AWS Load Balancer Sends 2 Million Netflix API Reqs To Wrong Customer
rsk writes "Amazon Web Services' Elastic Load Balancer is a dynamic load-balancer managed by Amazon. Load balancers regularly swapped around with each other which can lead to surprising results; like getting millions of requests meant for a different AWS customer. Using ELBs can result in AWS unintentionally introducing a man-in-the-middle (attack) into your application environment. Most AWS users do not realize this can happen and have not secured against it."
It looks more like some client aren't respecting the DNS TTL value, so technically it's not Amazon's fault. You should stick to standards, and if TTL says it's 60 seconds, then it is.
No dns server (or mainstream browser) caches something for 4 days when given a low TTL. I've seen some that cache for a few hours, maybe up to a day, but 4 days?
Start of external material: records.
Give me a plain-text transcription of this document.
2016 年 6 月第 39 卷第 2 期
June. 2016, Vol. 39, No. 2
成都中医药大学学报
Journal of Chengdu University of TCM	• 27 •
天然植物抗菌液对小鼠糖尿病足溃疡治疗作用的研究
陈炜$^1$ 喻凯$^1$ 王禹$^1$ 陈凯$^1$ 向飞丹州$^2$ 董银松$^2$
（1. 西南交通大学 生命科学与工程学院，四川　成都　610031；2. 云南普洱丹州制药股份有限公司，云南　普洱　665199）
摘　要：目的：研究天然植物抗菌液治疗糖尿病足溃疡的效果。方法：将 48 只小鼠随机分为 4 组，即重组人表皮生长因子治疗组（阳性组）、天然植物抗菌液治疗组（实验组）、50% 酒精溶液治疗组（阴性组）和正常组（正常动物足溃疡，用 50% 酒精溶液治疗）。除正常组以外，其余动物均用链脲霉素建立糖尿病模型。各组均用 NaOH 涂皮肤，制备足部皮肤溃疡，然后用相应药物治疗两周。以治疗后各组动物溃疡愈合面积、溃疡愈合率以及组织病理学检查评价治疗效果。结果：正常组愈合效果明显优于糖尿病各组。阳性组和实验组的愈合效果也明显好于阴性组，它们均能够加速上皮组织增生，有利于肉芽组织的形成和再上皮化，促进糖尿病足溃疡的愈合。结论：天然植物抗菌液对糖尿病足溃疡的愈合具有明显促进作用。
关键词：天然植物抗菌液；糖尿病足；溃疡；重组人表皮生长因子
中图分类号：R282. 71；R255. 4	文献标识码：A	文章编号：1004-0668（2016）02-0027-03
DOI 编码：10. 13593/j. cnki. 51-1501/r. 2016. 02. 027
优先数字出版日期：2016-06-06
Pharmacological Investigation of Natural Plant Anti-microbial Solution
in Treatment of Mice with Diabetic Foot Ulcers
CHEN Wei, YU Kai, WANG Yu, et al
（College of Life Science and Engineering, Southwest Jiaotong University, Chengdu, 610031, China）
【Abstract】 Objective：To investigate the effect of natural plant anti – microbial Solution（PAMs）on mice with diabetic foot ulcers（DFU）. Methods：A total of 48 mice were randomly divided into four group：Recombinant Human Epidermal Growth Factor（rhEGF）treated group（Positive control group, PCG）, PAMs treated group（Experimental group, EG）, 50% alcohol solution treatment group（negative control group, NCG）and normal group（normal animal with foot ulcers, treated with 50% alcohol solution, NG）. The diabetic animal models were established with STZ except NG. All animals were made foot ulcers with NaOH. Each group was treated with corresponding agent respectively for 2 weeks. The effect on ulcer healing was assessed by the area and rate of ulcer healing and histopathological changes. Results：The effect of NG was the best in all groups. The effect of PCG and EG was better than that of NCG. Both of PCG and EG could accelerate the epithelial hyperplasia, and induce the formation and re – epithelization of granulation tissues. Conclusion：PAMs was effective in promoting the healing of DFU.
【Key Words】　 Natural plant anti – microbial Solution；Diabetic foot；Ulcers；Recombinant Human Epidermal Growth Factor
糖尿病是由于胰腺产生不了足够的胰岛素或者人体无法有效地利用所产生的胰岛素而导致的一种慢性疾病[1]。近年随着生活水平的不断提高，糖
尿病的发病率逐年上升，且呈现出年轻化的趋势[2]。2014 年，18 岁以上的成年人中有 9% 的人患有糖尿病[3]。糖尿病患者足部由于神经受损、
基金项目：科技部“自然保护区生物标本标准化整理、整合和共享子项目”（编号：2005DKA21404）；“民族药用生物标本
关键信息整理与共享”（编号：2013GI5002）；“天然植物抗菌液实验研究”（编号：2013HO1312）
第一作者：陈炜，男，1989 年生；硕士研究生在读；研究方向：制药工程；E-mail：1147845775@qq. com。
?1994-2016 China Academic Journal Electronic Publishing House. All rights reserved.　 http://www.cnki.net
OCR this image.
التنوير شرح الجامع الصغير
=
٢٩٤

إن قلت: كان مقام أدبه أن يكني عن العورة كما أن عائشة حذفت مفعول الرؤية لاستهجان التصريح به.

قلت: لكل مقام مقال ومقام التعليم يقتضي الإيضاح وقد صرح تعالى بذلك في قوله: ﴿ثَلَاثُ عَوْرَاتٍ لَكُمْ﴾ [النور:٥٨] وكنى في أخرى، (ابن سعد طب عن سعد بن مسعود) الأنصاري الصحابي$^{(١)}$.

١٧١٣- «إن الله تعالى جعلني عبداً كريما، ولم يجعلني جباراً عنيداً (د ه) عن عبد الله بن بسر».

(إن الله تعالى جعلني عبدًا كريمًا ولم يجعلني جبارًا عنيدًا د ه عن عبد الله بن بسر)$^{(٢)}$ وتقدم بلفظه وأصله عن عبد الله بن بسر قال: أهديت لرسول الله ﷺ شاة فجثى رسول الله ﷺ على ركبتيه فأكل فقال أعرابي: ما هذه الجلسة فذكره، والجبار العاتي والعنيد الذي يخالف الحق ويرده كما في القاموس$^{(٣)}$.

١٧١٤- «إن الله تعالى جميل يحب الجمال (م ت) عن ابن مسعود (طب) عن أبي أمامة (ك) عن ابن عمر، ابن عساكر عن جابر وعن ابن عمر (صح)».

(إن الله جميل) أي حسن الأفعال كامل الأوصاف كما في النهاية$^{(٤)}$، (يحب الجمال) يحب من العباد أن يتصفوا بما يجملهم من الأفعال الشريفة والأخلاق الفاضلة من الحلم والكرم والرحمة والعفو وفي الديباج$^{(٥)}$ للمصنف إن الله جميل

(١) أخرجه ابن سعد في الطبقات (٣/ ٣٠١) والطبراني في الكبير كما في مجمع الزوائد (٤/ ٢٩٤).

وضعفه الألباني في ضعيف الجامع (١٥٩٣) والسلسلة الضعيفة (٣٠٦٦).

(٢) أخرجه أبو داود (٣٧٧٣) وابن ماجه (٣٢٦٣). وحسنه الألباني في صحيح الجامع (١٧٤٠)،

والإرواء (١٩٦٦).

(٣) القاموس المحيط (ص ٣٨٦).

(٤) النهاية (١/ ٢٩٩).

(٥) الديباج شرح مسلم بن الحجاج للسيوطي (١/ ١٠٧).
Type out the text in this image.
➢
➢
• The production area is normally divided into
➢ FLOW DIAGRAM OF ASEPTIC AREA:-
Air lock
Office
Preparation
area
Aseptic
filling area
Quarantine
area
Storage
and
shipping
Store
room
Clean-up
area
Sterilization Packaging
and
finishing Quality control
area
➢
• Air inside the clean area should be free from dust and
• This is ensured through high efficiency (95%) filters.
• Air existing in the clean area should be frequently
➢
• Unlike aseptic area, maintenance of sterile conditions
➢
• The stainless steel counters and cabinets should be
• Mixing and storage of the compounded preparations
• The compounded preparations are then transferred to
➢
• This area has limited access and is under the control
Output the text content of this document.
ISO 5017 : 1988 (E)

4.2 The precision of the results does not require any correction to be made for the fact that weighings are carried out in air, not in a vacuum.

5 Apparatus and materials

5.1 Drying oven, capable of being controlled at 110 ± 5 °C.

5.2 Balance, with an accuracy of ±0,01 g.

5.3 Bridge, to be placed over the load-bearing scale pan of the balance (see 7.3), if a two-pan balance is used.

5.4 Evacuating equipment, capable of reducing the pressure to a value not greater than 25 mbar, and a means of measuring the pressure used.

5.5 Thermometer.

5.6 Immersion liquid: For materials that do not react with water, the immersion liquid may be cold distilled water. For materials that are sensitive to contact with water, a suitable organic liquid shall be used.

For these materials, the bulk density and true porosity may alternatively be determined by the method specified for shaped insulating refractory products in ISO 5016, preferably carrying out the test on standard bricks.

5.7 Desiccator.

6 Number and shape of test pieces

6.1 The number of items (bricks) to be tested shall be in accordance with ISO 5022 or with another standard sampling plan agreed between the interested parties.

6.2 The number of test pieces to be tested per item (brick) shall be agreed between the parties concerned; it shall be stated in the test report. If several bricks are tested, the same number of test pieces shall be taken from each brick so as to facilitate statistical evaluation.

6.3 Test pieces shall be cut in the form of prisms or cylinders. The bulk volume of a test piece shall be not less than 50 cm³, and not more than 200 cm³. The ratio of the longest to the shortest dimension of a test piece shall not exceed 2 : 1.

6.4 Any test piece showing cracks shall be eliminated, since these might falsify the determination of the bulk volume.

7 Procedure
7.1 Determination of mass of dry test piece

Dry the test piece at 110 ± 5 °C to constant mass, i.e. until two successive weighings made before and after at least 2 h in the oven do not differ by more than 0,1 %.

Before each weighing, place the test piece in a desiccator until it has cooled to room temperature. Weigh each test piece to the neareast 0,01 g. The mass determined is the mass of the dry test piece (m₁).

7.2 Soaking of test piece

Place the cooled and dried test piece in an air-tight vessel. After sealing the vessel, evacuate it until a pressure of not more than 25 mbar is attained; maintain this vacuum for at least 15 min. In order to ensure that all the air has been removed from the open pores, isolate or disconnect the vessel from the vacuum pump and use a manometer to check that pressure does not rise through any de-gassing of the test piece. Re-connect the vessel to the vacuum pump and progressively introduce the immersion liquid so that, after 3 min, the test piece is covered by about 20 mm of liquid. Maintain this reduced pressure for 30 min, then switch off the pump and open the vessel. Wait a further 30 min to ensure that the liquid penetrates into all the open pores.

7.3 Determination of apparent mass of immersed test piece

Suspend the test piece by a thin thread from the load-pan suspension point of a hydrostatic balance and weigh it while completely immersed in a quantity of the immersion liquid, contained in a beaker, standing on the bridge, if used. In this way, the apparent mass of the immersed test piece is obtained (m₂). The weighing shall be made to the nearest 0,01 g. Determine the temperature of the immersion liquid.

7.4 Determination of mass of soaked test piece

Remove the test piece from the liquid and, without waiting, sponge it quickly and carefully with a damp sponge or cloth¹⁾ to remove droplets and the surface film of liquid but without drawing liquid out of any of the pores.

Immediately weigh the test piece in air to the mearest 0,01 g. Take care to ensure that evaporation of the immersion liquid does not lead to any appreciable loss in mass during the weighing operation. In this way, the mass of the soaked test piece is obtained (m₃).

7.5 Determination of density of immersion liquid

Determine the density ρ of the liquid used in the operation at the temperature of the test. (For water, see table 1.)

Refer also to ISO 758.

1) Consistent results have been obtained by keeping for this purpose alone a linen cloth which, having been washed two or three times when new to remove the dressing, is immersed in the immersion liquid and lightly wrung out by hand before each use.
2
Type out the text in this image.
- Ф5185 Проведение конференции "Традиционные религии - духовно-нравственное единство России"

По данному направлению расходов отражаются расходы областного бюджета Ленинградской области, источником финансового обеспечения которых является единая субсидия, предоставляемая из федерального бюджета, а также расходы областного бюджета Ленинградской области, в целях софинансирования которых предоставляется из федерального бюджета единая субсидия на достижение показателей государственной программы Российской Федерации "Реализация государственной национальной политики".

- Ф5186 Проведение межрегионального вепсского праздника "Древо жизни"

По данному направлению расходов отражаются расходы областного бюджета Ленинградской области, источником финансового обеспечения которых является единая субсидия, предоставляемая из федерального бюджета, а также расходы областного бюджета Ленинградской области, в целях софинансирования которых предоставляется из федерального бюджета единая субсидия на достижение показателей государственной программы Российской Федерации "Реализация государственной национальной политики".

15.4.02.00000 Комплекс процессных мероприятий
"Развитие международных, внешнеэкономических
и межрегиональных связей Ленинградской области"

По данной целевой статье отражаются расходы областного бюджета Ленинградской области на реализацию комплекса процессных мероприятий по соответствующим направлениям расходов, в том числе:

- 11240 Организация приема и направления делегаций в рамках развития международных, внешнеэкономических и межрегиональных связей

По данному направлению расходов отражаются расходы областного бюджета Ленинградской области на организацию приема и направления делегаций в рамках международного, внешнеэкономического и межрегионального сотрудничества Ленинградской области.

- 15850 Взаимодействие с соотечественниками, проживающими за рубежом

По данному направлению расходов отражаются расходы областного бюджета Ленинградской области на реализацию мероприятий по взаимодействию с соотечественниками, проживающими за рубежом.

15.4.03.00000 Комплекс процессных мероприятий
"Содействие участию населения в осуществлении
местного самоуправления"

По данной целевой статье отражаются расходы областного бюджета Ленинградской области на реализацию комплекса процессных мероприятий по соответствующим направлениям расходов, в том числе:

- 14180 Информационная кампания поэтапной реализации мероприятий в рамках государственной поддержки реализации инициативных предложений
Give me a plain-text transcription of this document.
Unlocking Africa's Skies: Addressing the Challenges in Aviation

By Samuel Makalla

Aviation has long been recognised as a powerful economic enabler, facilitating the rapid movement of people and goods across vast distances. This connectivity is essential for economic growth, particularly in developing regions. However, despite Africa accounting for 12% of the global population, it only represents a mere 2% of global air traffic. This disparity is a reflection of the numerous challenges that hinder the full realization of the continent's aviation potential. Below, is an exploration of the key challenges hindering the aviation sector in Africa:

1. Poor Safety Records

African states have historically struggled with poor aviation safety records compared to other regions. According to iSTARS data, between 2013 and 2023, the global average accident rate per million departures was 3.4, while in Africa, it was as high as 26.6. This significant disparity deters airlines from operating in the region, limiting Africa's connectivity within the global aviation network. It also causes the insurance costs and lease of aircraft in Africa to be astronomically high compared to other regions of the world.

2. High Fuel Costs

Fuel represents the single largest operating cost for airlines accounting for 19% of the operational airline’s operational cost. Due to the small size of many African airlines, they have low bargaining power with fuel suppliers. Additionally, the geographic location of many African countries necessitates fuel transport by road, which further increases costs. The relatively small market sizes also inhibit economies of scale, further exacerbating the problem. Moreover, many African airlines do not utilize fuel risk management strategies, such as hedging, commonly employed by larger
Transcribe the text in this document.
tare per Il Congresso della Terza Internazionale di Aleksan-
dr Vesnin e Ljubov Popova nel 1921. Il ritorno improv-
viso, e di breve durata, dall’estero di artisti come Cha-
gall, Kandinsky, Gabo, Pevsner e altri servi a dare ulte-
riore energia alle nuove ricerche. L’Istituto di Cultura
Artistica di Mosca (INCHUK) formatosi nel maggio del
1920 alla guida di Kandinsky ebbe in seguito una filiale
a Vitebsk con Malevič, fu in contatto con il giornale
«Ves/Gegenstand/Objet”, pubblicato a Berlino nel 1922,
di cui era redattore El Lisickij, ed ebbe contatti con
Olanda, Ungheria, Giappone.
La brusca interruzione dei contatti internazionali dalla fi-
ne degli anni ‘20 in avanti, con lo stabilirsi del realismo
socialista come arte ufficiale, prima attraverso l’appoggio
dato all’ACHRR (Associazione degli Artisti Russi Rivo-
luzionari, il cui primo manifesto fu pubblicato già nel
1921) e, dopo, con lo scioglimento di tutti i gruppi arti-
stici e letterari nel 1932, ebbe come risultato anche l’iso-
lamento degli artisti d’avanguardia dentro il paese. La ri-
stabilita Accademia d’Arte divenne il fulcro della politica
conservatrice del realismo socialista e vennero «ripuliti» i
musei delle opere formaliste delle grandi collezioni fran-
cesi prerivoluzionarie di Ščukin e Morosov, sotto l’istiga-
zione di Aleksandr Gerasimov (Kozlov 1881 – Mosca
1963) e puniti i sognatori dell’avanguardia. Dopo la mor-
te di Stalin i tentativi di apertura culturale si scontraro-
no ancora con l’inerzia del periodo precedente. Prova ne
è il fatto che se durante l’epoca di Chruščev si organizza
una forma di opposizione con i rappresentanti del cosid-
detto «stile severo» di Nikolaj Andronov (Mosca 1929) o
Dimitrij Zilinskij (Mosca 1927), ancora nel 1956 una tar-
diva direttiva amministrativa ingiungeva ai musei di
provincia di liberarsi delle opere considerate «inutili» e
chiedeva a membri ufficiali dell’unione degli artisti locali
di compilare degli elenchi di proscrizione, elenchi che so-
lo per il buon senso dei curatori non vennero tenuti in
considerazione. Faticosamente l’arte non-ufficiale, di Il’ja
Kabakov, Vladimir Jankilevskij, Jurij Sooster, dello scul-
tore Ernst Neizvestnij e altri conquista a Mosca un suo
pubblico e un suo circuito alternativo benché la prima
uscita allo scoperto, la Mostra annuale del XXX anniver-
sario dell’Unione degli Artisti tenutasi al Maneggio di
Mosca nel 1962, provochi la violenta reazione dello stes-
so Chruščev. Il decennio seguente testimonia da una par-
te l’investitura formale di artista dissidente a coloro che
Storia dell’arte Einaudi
Really? Something else is going on. I kind of wonder about the Netflix clients built into all those TV's, Mobile Phones, and DVD players.
F5 supports that functionality. EC2 is not built on any commercial LB vendor.
Wait a minute. I'm a manager, and I've been reading a lot of case studies and watching a lot of webcasts about The Cloud. Based on all of this glorious marketing literature, I, as a manager, have absolutely no reason to doubt the safety of any data put in The Cloud.
The case studies all use words like "secure", "MD5", "RSS feeds" and "encryption" to describe the security of The Cloud. I don't know about you, but that sounds damn secure to me! Some Clouds even use SSL and HTTP. That's rock solid in my book.
And don't forget that you have to use Web Services to access The Cloud. Nothing is more secure than SOA and Web Services, with the exception of perhaps SaaS. But I think that Cloud Services 2.0 will combine the tiers into an MVC-compliant stack that uses SaaS to increase the security and partitioning of the data.
My main concern isn't with the security of The Cloud, but rather with getting my Indian team to learn all about it so we can deploy some first-generation The Cloud applications and Web Services to provide the ultimate platform upon which we can layer our business intelligence and reporting, because there are still a few verticals that we need to leverage before we can move to The Cloud 2.0.